« Si tu veux aller vite, pars seul. Si tu veux aller loin, pars accompagné » souligne Doulaye Koné en citant un proverbe africain. Il parle avec calme mais conviction de sa propre mission : sauver des vies grâce à l’ingénierie. Originaire de Côte d’Ivoire, Doulaye préside l’ISO/PC 305, un comité de projet qui illustre exemplairement en quoi les normes et l’innovation vont de pair.
Le comité s’attache à établir les exigences applicables à la prochaine génération de systèmes d’assainissement durables. L’objectif est de réinventer les toilettes. « Nous sommes allés sur la lune et nous avons de véritables ordinateurs dans nos poches, mais nos toilettes n’ont pas évolué depuis deux cents ans » relève Doulaye. Cet objectif ambitieux qui consiste à stimuler l’innovation au travers de normes, on le doit à une demande de la Fondation Bill & Melinda Gates, pour laquelle travaille Doulaye. Comment l’histoire a-t-elle commencé ? Et pourquoi la Fondation Gates s’est-elle tournée vers l’ISO ?

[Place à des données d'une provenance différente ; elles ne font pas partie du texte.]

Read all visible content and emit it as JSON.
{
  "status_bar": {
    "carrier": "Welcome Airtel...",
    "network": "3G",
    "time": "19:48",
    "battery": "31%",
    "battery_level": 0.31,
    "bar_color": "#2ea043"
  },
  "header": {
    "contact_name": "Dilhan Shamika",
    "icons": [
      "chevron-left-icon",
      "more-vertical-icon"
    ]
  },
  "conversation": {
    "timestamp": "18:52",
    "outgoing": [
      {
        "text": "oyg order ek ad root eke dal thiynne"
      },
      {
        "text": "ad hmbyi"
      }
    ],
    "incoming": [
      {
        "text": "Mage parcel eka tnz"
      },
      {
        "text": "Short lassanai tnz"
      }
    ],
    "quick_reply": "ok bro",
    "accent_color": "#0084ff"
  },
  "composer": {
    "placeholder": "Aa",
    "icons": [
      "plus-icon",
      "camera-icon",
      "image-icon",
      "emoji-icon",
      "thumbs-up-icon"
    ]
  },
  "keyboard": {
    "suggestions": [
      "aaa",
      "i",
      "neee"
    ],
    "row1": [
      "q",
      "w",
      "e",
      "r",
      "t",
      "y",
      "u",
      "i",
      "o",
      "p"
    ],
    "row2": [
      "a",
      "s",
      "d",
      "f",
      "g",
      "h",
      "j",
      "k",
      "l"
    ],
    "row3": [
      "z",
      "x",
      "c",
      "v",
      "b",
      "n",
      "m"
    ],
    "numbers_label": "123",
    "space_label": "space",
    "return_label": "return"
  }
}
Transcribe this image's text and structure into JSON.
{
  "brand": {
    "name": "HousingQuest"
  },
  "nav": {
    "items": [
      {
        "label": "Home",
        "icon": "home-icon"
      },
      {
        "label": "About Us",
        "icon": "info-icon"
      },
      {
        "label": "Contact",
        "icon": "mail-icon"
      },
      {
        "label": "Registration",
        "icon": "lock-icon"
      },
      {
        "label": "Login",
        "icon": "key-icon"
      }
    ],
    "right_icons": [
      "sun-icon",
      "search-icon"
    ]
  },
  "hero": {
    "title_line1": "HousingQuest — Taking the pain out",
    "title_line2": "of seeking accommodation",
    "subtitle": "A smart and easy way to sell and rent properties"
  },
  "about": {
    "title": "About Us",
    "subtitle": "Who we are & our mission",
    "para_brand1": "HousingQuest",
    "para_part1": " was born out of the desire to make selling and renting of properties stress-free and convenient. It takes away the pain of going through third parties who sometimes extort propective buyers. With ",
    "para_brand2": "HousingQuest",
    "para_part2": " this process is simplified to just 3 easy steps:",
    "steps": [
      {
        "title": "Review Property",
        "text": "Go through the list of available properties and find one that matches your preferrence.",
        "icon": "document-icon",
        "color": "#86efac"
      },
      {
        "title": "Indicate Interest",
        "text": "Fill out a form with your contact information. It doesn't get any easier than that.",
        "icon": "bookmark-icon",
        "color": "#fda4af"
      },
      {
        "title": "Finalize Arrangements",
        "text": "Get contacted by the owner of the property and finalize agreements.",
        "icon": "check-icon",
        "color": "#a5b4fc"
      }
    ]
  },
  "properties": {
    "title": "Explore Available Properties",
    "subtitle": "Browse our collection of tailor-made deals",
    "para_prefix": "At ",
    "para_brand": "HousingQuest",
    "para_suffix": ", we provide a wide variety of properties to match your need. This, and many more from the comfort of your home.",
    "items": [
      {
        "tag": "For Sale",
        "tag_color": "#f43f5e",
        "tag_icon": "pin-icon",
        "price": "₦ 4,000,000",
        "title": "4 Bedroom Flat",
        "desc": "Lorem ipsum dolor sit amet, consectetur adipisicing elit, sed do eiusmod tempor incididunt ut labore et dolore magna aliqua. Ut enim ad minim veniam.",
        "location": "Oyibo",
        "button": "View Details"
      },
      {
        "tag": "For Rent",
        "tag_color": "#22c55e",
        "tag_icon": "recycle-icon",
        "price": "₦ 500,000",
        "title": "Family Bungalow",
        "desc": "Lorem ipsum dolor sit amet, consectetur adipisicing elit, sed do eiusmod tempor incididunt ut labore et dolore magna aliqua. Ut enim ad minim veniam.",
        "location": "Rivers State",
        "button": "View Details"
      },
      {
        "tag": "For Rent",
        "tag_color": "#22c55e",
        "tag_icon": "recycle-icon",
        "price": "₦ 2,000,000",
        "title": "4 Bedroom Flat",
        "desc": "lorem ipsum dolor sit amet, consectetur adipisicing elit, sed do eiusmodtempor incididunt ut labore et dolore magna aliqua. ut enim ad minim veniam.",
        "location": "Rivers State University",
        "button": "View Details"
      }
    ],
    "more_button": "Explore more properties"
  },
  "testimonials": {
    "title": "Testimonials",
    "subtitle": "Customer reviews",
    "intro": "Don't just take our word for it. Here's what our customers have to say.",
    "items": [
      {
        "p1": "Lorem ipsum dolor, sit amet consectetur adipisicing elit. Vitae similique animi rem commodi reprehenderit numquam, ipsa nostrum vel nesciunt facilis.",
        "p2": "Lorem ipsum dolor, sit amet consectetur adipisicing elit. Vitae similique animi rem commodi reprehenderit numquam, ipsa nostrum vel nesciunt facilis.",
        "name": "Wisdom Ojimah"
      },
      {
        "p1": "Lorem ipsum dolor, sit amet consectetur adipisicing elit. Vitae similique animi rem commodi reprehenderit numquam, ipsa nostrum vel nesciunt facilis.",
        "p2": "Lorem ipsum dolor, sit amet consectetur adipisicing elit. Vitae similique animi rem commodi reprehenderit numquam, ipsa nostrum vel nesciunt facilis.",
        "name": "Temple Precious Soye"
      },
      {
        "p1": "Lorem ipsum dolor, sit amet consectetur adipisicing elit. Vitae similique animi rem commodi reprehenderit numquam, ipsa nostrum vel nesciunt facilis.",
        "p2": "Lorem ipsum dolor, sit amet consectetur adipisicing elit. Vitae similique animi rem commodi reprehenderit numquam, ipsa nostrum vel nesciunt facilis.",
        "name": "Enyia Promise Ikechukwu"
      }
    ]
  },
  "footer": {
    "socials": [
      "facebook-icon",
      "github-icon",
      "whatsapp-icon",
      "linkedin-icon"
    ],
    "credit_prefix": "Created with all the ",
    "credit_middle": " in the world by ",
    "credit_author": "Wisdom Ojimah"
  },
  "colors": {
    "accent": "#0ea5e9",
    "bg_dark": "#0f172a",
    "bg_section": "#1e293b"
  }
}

ISOfocus : Pourquoi la Fondation Gates se préoccupe-t-elle des toilettes ?
Doulaye Koné : La Fondation Gates est un organisme philanthropique. Son objectif est de réduire la pauvreté dans le monde et de faire en sorte que les enfants aient des chances égales pour avancer dans la vie. Une des façons d’y parvenir implique d’éradiquer les maladies mortelles.
Certains de ceux qui lisent ces lignes auront peut-être de la peine à croire que les mauvaises conditions sanitaires sont encore une importante source de maladies. Il nous semble parfaitement normal d’avoir des WC à chasse d’eau, or, selon les Centres américains pour le contrôle et la prévention des maladies (CDC), plus de 800 000 personnes, dont beaucoup de jeunes enfants, meurent chaque année faute de conditions sanitaires adéquates. C’est une réalité déjà dramatique en soi, mais les conséquences vont encore plus loin. La Banque mondiale estime que les mauvaises conditions sanitaires coûtent des milliards pour certains pays et ont un impact significatif sur la croissance économique. À titre d’exemple, l’insuffisance des services d’assainissement coûte chaque année l’équivalent de 6,3 % du PIB au Bangladesh, 6,4 % du PIB en Inde, 7,2 % du PIB au Cambodge, 2,4 % du PIB au Niger et 3,9 % du PIB au Pakistan.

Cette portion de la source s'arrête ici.